Paris: The yellow vest movement erupted 10 months ago and blindsided President Emmanuel Macron, who protesters accused of being out of touch with the needs of ordinary French people.
Their weekly demonstrations prompted Macron to loosen the state's purse strings to the tune of nearly 17 billion euros ($18.8 billion) in wage boosts and tax cuts for low earners, but tapered off over the summer.
Fresh yellow vest rallies are planned for Saturday but it remains to be seen whether the movement will regain the momentum of the winter and early spring, when the protests often descended into violent clashes with security forces, especially in Paris.
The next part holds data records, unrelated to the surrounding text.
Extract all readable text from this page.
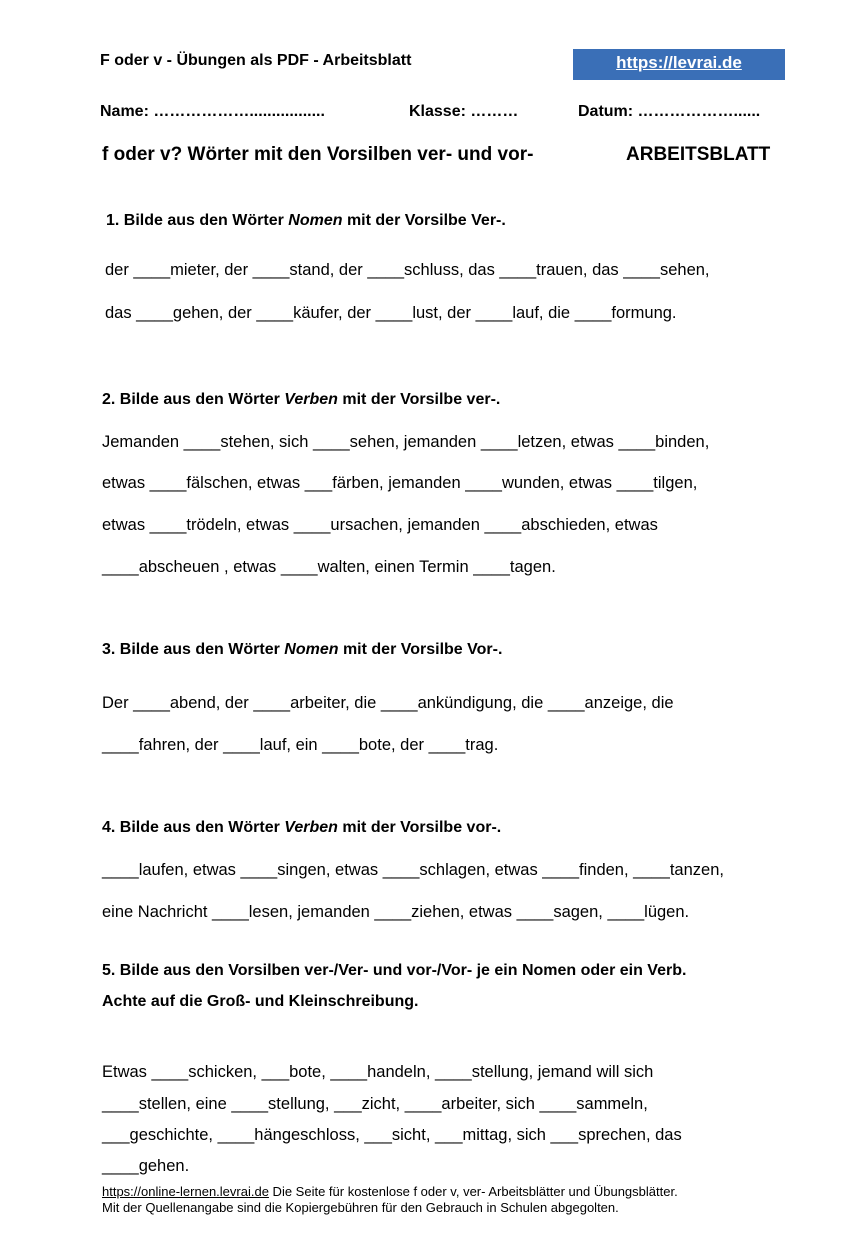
F oder v - Übungen als PDF - Arbeitsblatt	https://levrai.de
Name: ……………….................	Klasse: ………	Datum: ………………......
f oder v? Wörter mit den Vorsilben ver- und vor-	ARBEITSBLATT
1. Bilde aus den Wörter Nomen mit der Vorsilbe Ver-.
der ____mieter, der ____stand, der ____schluss, das ____trauen, das ____sehen,
das ____gehen, der ____käufer, der ____lust, der ____lauf, die ____formung.
2. Bilde aus den Wörter Verben mit der Vorsilbe ver-.
Jemanden ____stehen, sich ____sehen, jemanden ____letzen, etwas ____binden,
etwas ____fälschen, etwas ___färben, jemanden ____wunden, etwas ____tilgen,
etwas ____trödeln, etwas ____ursachen, jemanden ____abschieden, etwas
____abscheuen , etwas ____walten, einen Termin ____tagen.
3. Bilde aus den Wörter Nomen mit der Vorsilbe Vor-.
Der ____abend, der ____arbeiter, die ____ankündigung, die ____anzeige, die
____fahren, der ____lauf, ein ____bote, der ____trag.
4. Bilde aus den Wörter Verben mit der Vorsilbe vor-.
____laufen, etwas ____singen, etwas ____schlagen, etwas ____finden, ____tanzen,
eine Nachricht ____lesen, jemanden ____ziehen, etwas ____sagen, ____lügen.
5. Bilde aus den Vorsilben ver-/Ver- und vor-/Vor- je ein Nomen oder ein Verb.
Achte auf die Groß- und Kleinschreibung.
Etwas ____schicken, ___bote, ____handeln, ____stellung, jemand will sich
____stellen, eine ____stellung, ___zicht, ____arbeiter, sich ____sammeln,
___geschichte, ____hängeschloss, ___sicht, ___mittag, sich ___sprechen, das
____gehen.
https://online-lernen.levrai.de Die Seite für kostenlose f oder v, ver- Arbeitsblätter und Übungsblätter.
Mit der Quellenangabe sind die Kopiergebühren für den Gebrauch in Schulen abgegolten.
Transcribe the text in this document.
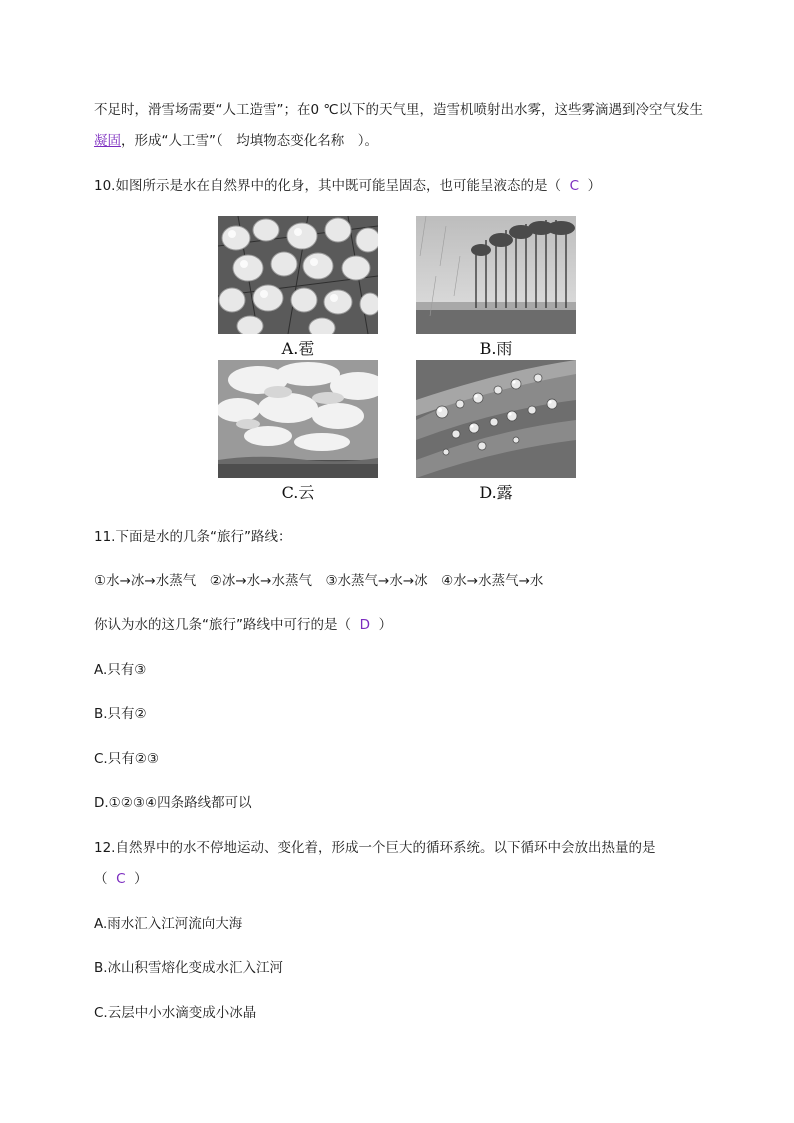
不足时，滑雪场需要“人工造雪”；在0 ℃以下的天气里，造雪机喷射出水雾，这些雾滴遇到冷空气发生
凝固，形成“人工雪”（　均填物态变化名称　）。
10.如图所示是水在自然界中的化身，其中既可能呈固态，也可能呈液态的是（ C ）
A.雹	B.雨
C.云	D.露
11.下面是水的几条“旅行”路线：
①水→冰→水蒸气　②冰→水→水蒸气　③水蒸气→水→冰　④水→水蒸气→水
你认为水的这几条“旅行”路线中可行的是（ D ）
A.只有③
B.只有②
C.只有②③
D.①②③④四条路线都可以
12.自然界中的水不停地运动、变化着，形成一个巨大的循环系统。以下循环中会放出热量的是
（ C ）
A.雨水汇入江河流向大海
B.冰山积雪熔化变成水汇入江河
C.云层中小水滴变成小冰晶
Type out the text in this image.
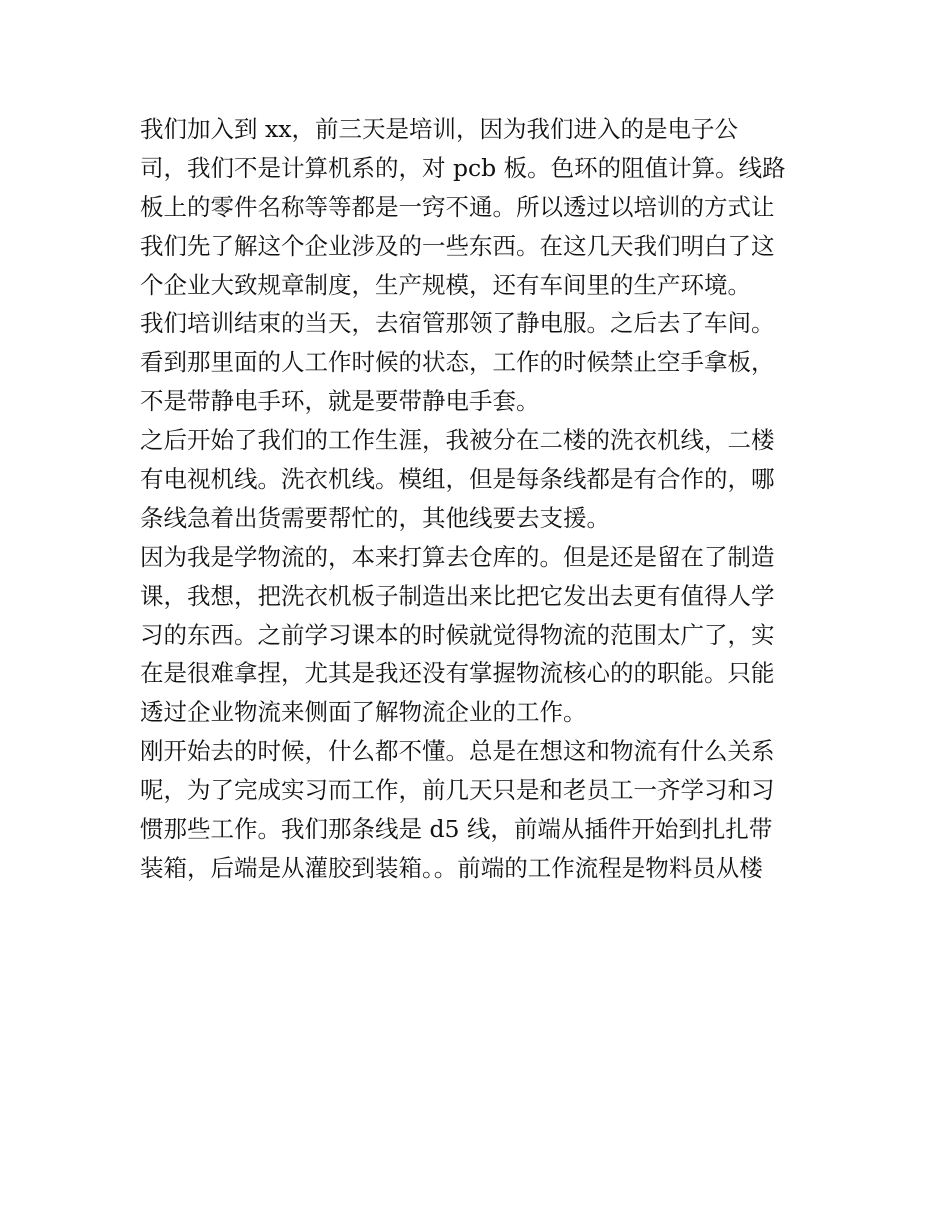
我们加入到 xx，前三天是培训，因为我们进入的是电子公
司，我们不是计算机系的，对 pcb 板。色环的阻值计算。线路
板上的零件名称等等都是一窍不通。所以透过以培训的方式让
我们先了解这个企业涉及的一些东西。在这几天我们明白了这
个企业大致规章制度，生产规模，还有车间里的生产环境。
我们培训结束的当天，去宿管那领了静电服。之后去了车间。
看到那里面的人工作时候的状态，工作的时候禁止空手拿板，
不是带静电手环，就是要带静电手套。
之后开始了我们的工作生涯，我被分在二楼的洗衣机线，二楼
有电视机线。洗衣机线。模组，但是每条线都是有合作的，哪
条线急着出货需要帮忙的，其他线要去支援。
因为我是学物流的，本来打算去仓库的。但是还是留在了制造
课，我想，把洗衣机板子制造出来比把它发出去更有值得人学
习的东西。之前学习课本的时候就觉得物流的范围太广了，实
在是很难拿捏，尤其是我还没有掌握物流核心的的职能。只能
透过企业物流来侧面了解物流企业的工作。
刚开始去的时候，什么都不懂。总是在想这和物流有什么关系
呢，为了完成实习而工作，前几天只是和老员工一齐学习和习
惯那些工作。我们那条线是 d5 线，前端从插件开始到扎扎带
装箱，后端是从灌胶到装箱。。前端的工作流程是物料员从楼
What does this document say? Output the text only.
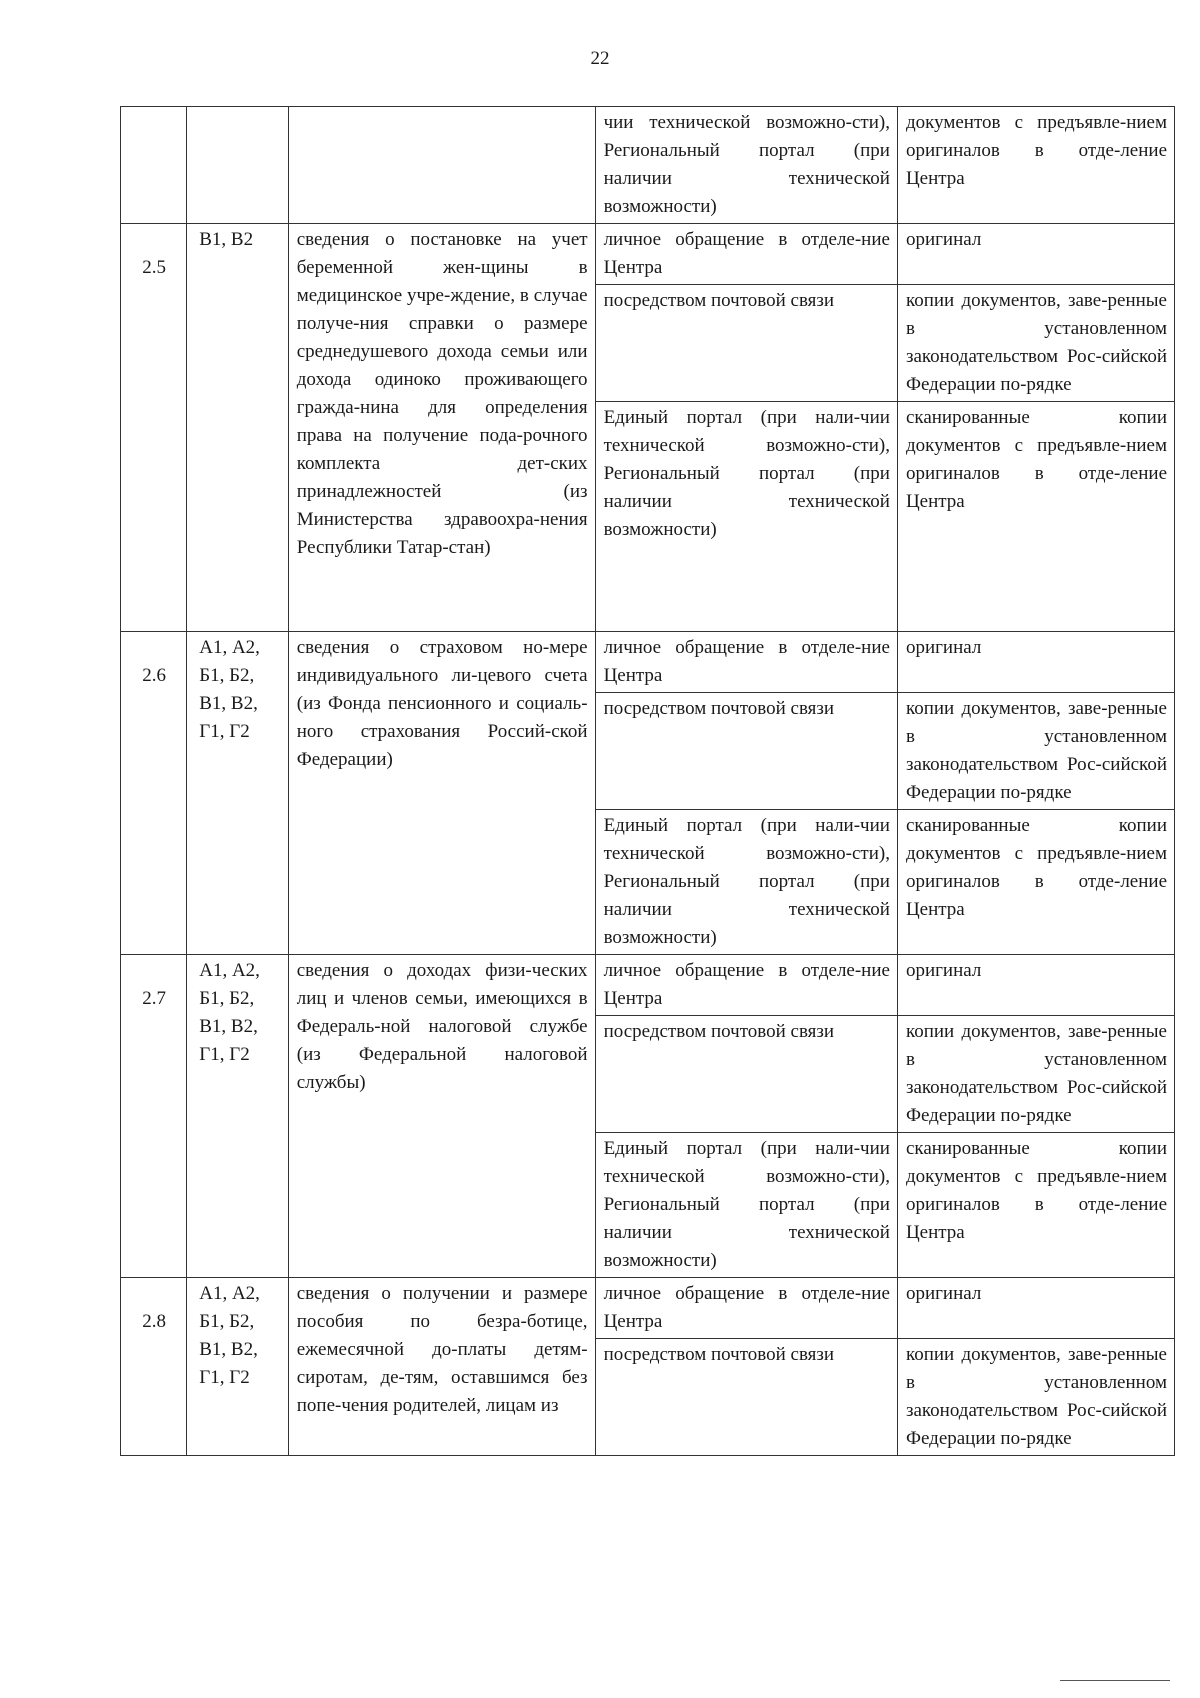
22
			чии технической возможно-сти), Региональный портал (при наличии технической возможности)	документов с предъявле-нием оригиналов в отде-ление Центра
2.5	В1, В2	сведения о постановке на учет беременной жен-щины в медицинское учре-ждение, в случае получе-ния справки о размере среднедушевого дохода семьи или дохода одиноко проживающего гражда-нина для определения права на получение пода-рочного комплекта дет-ских принадлежностей (из Министерства здравоохра-нения Республики Татар-стан)	личное обращение в отделе-ние Центра	оригинал
			посредством почтовой связи	копии документов, заве-ренные в установленном законодательством Рос-сийской Федерации по-рядке
			Единый портал (при нали-чии технической возможно-сти), Региональный портал (при наличии технической возможности)	сканированные копии документов с предъявле-нием оригиналов в отде-ление Центра
2.6	А1, А2, Б1, Б2, В1, В2, Г1, Г2	сведения о страховом но-мере индивидуального ли-цевого счета (из Фонда пенсионного и социаль-ного страхования Россий-ской Федерации)	личное обращение в отделе-ние Центра	оригинал
			посредством почтовой связи	копии документов, заве-ренные в установленном законодательством Рос-сийской Федерации по-рядке
			Единый портал (при нали-чии технической возможно-сти), Региональный портал (при наличии технической возможности)	сканированные копии документов с предъявле-нием оригиналов в отде-ление Центра
2.7	А1, А2, Б1, Б2, В1, В2, Г1, Г2	сведения о доходах физи-ческих лиц и членов семьи, имеющихся в Федераль-ной налоговой службе (из Федеральной налоговой службы)	личное обращение в отделе-ние Центра	оригинал
			посредством почтовой связи	копии документов, заве-ренные в установленном законодательством Рос-сийской Федерации по-рядке
			Единый портал (при нали-чии технической возможно-сти), Региональный портал (при наличии технической возможности)	сканированные копии документов с предъявле-нием оригиналов в отде-ление Центра
2.8	А1, А2, Б1, Б2, В1, В2, Г1, Г2	сведения о получении и размере пособия по безра-ботице, ежемесячной до-платы детям-сиротам, де-тям, оставшимся без попе-чения родителей, лицам из	личное обращение в отделе-ние Центра	оригинал
			посредством почтовой связи	копии документов, заве-ренные в установленном законодательством Рос-сийской Федерации по-рядке
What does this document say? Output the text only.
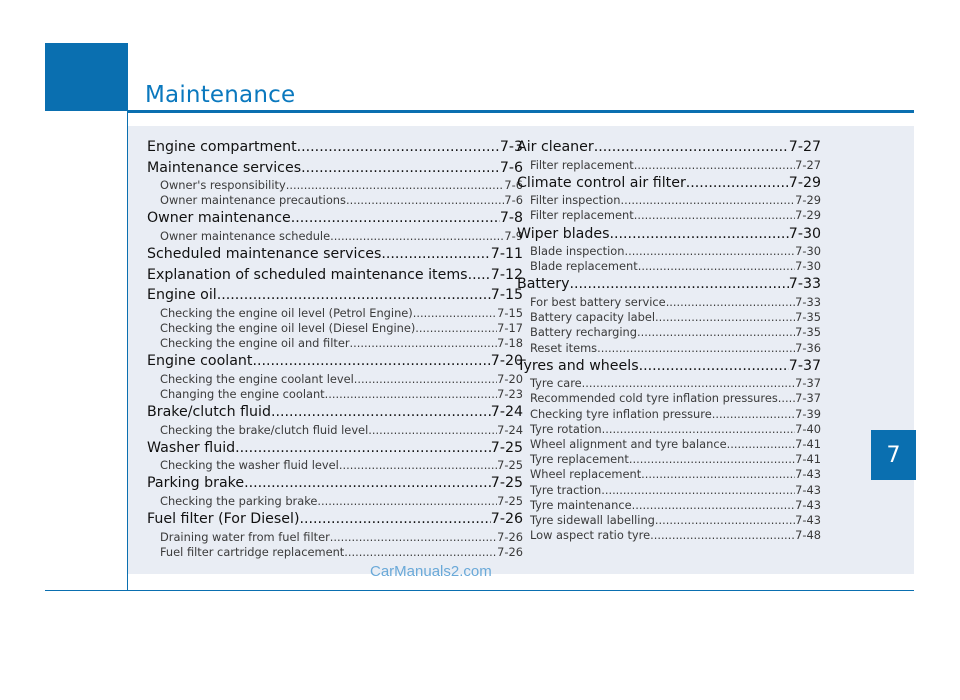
Maintenance
Engine compartment .....	7-3
Maintenance services .....	7-6
Owner's responsibility .....	7-6
Owner maintenance precautions .....	7-6
Owner maintenance .....	7-8
Owner maintenance schedule .....	7-9
Scheduled maintenance services .....	7-11
Explanation of scheduled maintenance items ..... 7-12
Engine oil .....	7-15
Checking the engine oil level (Petrol Engine) .....	7-15
Checking the engine oil level (Diesel Engine) .....	7-17
Checking the engine oil and filter .....	7-18
Engine coolant .....	7-20
Checking the engine coolant level .....	7-20
Changing the engine coolant .....	7-23
Brake/clutch fluid .....	7-24
Checking the brake/clutch fluid level .....	7-24
Washer fluid .....	7-25
Checking the washer fluid level .....	7-25
Parking brake .....	7-25
Checking the parking brake .....	7-25
Fuel filter (For Diesel) .....	7-26
Draining water from fuel filter .....	7-26
Fuel filter cartridge replacement .....	7-26
Air cleaner .....	7-27
Filter replacement .....	7-27
Climate control air filter .....	7-29
Filter inspection .....	7-29
Filter replacement .....	7-29
Wiper blades .....	7-30
Blade inspection .....	7-30
Blade replacement .....	7-30
Battery .....	7-33
For best battery service .....	7-33
Battery capacity label .....	7-35
Battery recharging .....	7-35
Reset items .....	7-36
Tyres and wheels .....	7-37
Tyre care .....	7-37
Recommended cold tyre inflation pressures ..... 7-37
Checking tyre inflation pressure .....	7-39
Tyre rotation .....	7-40
Wheel alignment and tyre balance .....	7-41
Tyre replacement .....	7-41
Wheel replacement .....	7-43
Tyre traction .....	7-43
Tyre maintenance .....	7-43
Tyre sidewall labelling .....	7-43
Low aspect ratio tyre .....	7-48
7
CarManuals2.com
Macron on Friday called for "calm", saying that while "it's good that people express themselves", they should not disrupt a climate protest and cultural events also due to go ahead on Saturday.
Paris police chief Didier Lallement has said 7,500 police would be deployed for Saturday's rallies in Paris -- numbers on a par with the peak of the yellow vest protests in December and March.
Key yellow-vest figure Jerome Rodrigues has billed Saturday's protest as "a revelatory demonstration", claiming "many people are going to come to Paris".
But officials have again outlawed protests on the Champs-Elysees and other areas in the heart of the capital, where previously protesters had ransacked and set fire to luxury shops and restaurants.
Some demonstrators in January even used a forklift to break down the doors of a government ministry.
The police have also been criticised for being heavy-handed in clashes with hardcore anti-capitalist "black bloc" groups blamed for much of the violence that has accompanied the demonstrations.
Saturday coincides with the annual European Heritage Days weekend, when public and private buildings normally off-limits to the public are open to visitors.
After attracting 282,000 people nationwide on the first day of protests last November, yellow-vest protest participation had fallen sharply by the spring, and only sporadic protests were seen over the summer.
Macron said in an interview with Time magazine published Thursday that the movement had been "very good for me" as it had made him listen and communicate better.
"My challenge is to listen to people much better than I did at the very beginning," the President said.